O chefe de equipa da estrutura britânica, Simon Roberts afirma que a hipótese real de ultrapassagem de Russel a Valtteri Bottas era real e que atuação do piloto não merece criticas.
“Ele estava numa boa posição, tinha mérito na sua posição em pista. Vi o vídeo dele a sair da curva 18, na minha mente não há absolutamente nenhuma dúvida de que parecia que estava pronto a ultrapassar. Portanto, não temos absolutamente nenhuma preocupação ou crítica em relação ao que George fez. Pensamos que essa foi a coisa certa a fazer.

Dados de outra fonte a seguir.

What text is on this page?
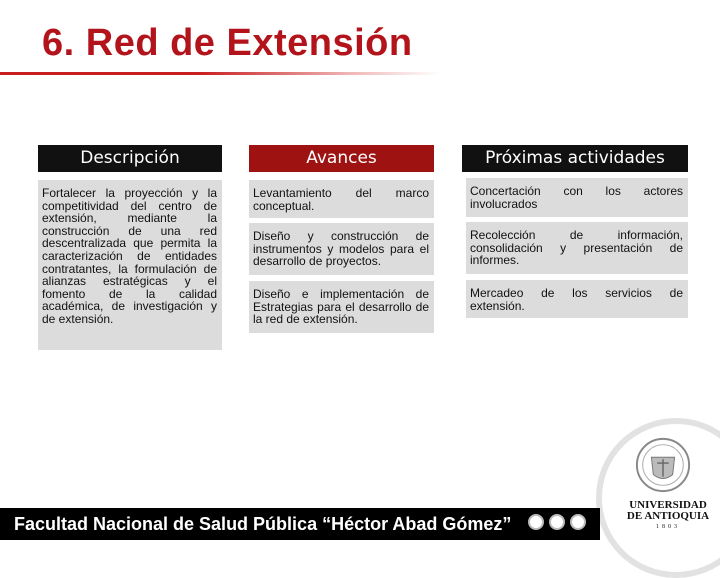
6. Red de Extensión
Descripción	Avances	Próximas actividades
Fortalecer la proyección y la competitividad del centro de extensión, mediante la construcción de una red descentralizada que permita la caracterización de entidades contratantes, la formulación de alianzas estratégicas y el fomento de la calidad académica, de investigación y de extensión.
Levantamiento del marco conceptual.
Diseño y construcción de instrumentos y modelos para el desarrollo de proyectos.
Diseño e implementación de Estrategias para el desarrollo de la red de extensión.
Concertación con los actores involucrados
Recolección de información, consolidación y presentación de informes.
Mercadeo de los servicios de extensión.
Facultad Nacional de Salud Pública “Héctor Abad Gómez”
UNIVERSIDAD
DE ANTIOQUIA
1803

É evidente que não resultou e há razões para isso (…) Mas, para mim, volto à saída da curva 18. Foi uma boa saída, ele teve melhor tração, estava no cone de aspiração e tinha DRS, porque é que não o faria?”
Quanto à agressividade que tanto se discutiu em relação ao jovem piloto britânico e que a sua tentativa de ultrapassagem ao Mercedes, carro bem mais rápido que o Williams, Roberts não pensa assim.
“Não acho que tenha sido particularmente agressivo, para ser honesto, depende, não sei o que as pessoas veem (…) E isso não foi no meu entender um movimento agressivo e insistente.”
Independentemente do apoio total da equipa Williams, que é normal visto que Russel tem um papel importante e decisivo nos planos da estrutura, a ultrapassagem não foi conseguida e no final do dia nenhum dos dois pilotos terminou a corrida.